I am trying to replace multiple rows of pandas dataframe, with values from another dataframe.
Supposed I have 10,000 rows of customer_id in my dataframe df1 and I want to replace these customer_id with 3,000 values from df2.
For the sake of illustration, let's generate the dataframes (below).
Say these 10 rows in df1 represent 10,000 rows, and the 3 rows from df2 represent 3,000 values.
import numpy as np
import pandas as pd
np.random.seed(42)
# Create df1 with unique values
arr1 = np.arange(100,200,10)
np.random.shuffle(arr1)
df1 = pd.DataFrame(data=arr1,
columns=['customer_id'])
# Create df2 for new unique_values
df2 = pd.DataFrame(data = [1800, 1100, 1500],
index = [180, 110, 150], # this is customer_id column on df1
columns = ['customer_id_new'])
I want to replace 180 with 1800, 110 with 1100, and 150 with 1500.
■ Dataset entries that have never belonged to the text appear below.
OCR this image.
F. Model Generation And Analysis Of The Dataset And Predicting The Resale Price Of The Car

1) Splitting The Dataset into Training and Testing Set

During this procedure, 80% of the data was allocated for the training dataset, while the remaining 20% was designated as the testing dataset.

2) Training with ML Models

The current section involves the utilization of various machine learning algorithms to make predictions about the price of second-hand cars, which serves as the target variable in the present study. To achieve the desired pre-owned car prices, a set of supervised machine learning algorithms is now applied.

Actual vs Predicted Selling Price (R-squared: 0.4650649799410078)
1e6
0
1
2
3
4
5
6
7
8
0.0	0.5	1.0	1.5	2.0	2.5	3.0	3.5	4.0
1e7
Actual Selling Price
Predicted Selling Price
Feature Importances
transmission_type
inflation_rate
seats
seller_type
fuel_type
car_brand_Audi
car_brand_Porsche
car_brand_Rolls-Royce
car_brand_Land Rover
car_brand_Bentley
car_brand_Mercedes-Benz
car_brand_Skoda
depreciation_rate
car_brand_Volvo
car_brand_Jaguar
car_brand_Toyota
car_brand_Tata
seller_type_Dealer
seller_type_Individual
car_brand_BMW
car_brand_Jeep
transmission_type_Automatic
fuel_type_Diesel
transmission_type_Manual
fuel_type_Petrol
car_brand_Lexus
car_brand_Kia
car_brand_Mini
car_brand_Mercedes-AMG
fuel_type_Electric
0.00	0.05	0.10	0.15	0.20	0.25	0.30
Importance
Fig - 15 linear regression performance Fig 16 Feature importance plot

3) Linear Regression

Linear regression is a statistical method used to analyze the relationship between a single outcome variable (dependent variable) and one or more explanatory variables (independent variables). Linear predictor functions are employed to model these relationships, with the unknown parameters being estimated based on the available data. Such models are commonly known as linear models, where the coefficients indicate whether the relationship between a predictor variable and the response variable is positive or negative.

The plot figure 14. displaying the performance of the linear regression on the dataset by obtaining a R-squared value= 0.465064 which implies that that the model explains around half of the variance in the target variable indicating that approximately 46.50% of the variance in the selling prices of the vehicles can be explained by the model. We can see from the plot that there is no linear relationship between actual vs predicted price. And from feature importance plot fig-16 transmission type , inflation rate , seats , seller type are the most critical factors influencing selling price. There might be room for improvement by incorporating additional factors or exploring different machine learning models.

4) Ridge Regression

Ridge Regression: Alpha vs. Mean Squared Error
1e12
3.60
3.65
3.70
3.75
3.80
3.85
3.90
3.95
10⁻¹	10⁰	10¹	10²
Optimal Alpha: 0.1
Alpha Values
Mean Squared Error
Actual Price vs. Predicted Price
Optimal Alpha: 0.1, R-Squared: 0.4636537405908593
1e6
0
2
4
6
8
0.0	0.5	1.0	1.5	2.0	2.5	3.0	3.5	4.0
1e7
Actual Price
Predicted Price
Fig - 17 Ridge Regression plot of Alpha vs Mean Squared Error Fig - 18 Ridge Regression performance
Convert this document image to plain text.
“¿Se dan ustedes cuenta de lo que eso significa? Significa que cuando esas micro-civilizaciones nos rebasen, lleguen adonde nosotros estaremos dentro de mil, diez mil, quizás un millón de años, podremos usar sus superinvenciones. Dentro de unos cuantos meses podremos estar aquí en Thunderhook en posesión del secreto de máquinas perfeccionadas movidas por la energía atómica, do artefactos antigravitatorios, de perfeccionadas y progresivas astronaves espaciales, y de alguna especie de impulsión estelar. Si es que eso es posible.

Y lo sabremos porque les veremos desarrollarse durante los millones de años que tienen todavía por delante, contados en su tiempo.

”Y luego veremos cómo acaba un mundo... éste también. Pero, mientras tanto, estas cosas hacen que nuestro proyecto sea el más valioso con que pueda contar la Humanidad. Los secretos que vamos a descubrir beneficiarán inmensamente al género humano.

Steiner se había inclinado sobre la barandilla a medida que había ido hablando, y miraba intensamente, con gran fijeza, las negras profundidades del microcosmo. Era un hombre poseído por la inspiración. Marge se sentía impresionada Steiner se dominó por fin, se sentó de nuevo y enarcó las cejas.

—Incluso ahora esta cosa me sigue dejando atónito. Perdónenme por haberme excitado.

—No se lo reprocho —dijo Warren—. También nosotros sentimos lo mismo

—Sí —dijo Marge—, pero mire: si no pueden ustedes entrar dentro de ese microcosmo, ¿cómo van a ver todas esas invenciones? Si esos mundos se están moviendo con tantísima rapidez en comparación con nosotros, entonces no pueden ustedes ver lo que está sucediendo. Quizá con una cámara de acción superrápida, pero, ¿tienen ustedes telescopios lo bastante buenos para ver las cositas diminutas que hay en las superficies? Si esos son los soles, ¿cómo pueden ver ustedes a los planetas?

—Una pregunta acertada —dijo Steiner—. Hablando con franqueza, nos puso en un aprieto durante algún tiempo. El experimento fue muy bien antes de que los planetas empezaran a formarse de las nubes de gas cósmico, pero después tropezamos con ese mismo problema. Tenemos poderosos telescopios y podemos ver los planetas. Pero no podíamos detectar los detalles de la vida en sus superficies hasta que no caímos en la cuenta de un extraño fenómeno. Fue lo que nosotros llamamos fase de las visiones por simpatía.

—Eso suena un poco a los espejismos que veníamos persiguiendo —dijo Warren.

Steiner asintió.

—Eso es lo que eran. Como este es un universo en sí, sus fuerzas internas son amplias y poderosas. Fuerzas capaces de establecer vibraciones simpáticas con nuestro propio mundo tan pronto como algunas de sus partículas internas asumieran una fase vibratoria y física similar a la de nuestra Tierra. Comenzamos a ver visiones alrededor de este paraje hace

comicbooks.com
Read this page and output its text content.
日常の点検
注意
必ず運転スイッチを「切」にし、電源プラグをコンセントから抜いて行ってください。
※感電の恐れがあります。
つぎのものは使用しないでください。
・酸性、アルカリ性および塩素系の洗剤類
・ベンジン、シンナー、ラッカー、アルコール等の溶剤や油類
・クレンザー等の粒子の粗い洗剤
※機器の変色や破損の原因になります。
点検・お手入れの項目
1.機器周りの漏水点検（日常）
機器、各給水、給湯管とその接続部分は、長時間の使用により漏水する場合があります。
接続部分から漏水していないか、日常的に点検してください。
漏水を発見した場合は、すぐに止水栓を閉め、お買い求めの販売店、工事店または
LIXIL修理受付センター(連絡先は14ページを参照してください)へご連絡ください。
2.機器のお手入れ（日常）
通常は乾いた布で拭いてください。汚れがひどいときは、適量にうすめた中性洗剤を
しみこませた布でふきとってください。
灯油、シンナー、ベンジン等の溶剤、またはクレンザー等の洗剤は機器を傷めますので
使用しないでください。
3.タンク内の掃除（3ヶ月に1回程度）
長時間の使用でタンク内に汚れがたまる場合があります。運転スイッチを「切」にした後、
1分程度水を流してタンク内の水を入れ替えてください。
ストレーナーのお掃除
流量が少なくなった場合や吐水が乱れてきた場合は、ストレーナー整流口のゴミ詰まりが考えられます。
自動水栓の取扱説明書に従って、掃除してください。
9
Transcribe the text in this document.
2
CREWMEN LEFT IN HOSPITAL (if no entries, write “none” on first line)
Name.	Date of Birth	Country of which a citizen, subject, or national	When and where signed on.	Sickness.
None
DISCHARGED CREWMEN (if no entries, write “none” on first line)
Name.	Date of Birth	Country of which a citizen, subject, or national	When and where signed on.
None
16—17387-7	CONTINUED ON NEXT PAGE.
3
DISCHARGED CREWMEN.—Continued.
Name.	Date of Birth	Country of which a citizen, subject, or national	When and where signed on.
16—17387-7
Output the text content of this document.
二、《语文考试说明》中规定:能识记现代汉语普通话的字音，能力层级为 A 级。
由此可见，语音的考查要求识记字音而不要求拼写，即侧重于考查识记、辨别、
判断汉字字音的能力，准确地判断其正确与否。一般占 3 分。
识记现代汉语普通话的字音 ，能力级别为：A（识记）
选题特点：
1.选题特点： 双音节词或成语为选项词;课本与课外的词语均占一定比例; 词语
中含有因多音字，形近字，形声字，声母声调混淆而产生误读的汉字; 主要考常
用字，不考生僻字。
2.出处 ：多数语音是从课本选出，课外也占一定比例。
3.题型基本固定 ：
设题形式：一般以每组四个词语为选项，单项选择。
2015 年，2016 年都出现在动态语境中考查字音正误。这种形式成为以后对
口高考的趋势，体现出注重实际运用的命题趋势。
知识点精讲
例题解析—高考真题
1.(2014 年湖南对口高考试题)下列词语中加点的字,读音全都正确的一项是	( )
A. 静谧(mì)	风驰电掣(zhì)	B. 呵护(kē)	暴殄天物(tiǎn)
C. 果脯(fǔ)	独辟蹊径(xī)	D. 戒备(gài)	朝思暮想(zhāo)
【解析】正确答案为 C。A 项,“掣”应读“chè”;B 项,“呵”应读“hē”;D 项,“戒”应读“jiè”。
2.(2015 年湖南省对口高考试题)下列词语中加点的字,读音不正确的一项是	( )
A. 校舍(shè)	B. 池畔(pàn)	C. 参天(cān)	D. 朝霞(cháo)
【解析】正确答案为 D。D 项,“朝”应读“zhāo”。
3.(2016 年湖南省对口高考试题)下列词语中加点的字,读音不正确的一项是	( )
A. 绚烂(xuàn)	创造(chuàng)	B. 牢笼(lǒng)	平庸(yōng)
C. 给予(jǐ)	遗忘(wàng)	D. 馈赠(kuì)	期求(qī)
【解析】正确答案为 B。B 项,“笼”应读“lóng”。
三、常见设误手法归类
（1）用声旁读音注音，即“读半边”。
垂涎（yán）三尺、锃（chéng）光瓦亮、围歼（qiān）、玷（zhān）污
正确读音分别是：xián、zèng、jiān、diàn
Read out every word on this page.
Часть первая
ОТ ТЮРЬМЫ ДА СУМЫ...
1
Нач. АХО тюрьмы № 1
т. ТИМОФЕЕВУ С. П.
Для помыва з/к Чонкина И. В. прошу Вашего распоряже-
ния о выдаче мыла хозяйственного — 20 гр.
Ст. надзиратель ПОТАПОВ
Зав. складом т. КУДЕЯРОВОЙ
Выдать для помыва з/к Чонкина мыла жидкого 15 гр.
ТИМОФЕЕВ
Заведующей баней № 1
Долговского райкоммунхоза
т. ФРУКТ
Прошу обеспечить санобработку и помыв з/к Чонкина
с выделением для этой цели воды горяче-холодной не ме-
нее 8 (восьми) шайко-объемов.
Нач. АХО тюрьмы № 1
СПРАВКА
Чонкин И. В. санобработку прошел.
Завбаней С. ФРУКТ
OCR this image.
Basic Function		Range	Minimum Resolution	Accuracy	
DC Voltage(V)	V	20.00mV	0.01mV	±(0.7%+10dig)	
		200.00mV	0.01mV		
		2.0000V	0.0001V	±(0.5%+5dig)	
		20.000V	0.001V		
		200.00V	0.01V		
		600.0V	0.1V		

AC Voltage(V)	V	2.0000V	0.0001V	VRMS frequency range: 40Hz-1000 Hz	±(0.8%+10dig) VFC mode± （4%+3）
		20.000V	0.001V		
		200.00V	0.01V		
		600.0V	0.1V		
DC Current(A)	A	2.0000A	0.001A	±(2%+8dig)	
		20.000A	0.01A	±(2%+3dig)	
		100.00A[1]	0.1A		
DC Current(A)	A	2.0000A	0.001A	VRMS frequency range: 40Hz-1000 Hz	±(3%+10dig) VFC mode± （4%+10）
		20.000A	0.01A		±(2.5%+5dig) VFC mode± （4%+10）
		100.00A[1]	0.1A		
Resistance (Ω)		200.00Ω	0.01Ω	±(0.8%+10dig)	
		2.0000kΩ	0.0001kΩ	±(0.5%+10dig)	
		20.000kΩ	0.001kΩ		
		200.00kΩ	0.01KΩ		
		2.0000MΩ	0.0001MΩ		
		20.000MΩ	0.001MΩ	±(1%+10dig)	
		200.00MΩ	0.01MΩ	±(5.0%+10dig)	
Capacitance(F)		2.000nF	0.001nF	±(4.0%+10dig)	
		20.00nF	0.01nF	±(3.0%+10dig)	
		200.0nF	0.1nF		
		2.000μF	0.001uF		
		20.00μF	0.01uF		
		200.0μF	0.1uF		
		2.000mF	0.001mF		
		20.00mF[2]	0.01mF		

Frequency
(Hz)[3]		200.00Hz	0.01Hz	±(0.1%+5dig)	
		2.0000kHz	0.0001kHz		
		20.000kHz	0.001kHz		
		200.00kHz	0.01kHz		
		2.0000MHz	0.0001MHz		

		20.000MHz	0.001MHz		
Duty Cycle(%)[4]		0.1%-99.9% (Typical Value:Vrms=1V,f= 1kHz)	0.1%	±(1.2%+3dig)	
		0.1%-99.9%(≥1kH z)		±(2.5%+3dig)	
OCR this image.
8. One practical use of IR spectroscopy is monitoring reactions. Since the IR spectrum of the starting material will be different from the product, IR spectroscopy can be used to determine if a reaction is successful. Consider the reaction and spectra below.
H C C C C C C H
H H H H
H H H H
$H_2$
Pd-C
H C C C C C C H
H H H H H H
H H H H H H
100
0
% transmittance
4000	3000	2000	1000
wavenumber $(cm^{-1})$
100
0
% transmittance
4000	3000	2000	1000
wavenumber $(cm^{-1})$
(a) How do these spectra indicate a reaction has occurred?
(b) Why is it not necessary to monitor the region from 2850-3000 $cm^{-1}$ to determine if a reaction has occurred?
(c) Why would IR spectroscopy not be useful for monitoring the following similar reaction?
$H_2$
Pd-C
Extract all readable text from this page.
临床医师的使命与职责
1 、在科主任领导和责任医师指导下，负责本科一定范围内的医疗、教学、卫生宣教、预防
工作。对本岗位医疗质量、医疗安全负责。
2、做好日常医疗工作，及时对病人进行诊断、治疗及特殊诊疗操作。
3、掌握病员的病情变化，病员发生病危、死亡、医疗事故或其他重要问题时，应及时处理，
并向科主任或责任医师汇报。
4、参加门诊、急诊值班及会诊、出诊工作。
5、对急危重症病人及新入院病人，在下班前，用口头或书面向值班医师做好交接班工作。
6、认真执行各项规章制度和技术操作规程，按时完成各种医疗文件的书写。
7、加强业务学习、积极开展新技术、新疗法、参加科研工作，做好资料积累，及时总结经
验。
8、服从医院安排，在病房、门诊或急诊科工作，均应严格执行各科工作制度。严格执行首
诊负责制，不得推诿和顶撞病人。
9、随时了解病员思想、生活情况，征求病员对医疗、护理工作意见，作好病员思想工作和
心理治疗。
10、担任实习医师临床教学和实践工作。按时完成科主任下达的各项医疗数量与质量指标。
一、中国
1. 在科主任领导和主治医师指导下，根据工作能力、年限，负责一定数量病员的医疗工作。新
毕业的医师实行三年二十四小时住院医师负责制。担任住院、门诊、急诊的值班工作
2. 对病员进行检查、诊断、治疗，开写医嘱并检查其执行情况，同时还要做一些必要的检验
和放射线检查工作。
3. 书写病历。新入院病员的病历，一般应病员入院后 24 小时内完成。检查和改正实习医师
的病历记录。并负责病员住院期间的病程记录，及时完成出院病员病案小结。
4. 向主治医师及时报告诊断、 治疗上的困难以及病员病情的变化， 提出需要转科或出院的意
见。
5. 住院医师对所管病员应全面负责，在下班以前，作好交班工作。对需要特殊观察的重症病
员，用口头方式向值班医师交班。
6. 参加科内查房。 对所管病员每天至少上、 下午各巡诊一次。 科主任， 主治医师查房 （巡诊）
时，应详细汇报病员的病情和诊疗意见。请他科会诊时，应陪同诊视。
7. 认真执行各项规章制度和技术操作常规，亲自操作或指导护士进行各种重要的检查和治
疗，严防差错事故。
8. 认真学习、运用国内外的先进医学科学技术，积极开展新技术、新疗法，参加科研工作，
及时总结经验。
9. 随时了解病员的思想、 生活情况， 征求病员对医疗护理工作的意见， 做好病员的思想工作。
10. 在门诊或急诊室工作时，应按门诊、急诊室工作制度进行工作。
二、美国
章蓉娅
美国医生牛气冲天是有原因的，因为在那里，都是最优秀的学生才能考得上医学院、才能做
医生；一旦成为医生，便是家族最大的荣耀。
I know we can do below ...
# Replace multiple values
replace_values = {180 : 1800, 110 : 1100, 150 : 1500 }
df1_replaced = df1.replace({'customer_id': replace_values})
And it works fine if I only have a few lines...
But if I have thousands of lines that I need to replace, how could I do this without typing out what values I want to change one at a time?
EDIT: To clarify, I don't need to use replace. Anything that could replace those values in df1 from values in df2 in the fastest most efficient way is ok.